The Solicitor for the Patent Office offers this pertinent observation:

"The problem confronting the appellant at the time of the alleged invention was occasioned by the fact that aggregates used in molding the blocks vary considerably in constitution and consistency, and, to form blocks of the proper type, some aggregates require extensive periods of vibration in the mold, while with others a relative short period is sufficient."
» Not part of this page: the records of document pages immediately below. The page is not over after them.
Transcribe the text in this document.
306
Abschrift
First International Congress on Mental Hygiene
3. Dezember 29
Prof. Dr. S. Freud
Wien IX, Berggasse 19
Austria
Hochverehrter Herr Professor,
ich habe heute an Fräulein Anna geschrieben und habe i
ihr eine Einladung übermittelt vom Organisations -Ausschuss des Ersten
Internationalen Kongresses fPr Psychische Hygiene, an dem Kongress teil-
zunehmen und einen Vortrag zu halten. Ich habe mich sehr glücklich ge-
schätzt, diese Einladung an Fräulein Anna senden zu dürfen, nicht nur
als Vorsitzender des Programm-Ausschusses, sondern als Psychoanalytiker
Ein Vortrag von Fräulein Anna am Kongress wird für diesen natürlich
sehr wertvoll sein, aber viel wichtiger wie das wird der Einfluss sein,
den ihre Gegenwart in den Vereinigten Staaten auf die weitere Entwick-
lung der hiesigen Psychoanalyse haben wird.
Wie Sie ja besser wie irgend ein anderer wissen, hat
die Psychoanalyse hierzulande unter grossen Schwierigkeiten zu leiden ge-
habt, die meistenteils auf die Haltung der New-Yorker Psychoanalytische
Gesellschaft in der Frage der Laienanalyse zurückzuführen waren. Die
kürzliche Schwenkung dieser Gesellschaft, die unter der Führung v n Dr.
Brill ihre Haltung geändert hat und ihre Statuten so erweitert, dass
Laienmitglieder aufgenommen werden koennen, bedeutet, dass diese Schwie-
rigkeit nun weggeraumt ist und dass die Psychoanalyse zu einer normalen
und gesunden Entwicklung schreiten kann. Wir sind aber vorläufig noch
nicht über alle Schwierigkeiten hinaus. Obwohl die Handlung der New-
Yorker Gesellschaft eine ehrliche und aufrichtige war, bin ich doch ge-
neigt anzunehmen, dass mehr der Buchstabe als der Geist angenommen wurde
The bulletin "American Patent Law Association," October 1953, at page 214, contains this noteworthy item relative to the interpretation of this statute:

In a decision by an augmented Board of Appeals of the Patent Office, reported in 675 O.G. 5 (October 6, 1953), Ex parte Charles F. Ball and Richard T. Hair, Section 112 of the Patent Act of 1952 has been interpreted for the first time by the Patent Office. Among other things, it was held that where the function specified "results in a characteristic operation of the system as a whole which * * * patentably distinguishes the combination claimed from the reference system and it is by virtue of the novel coaction between the * * * means and the remaining elements of the system that the new result is realized", such claims sufficiently specify the novel structure under this section.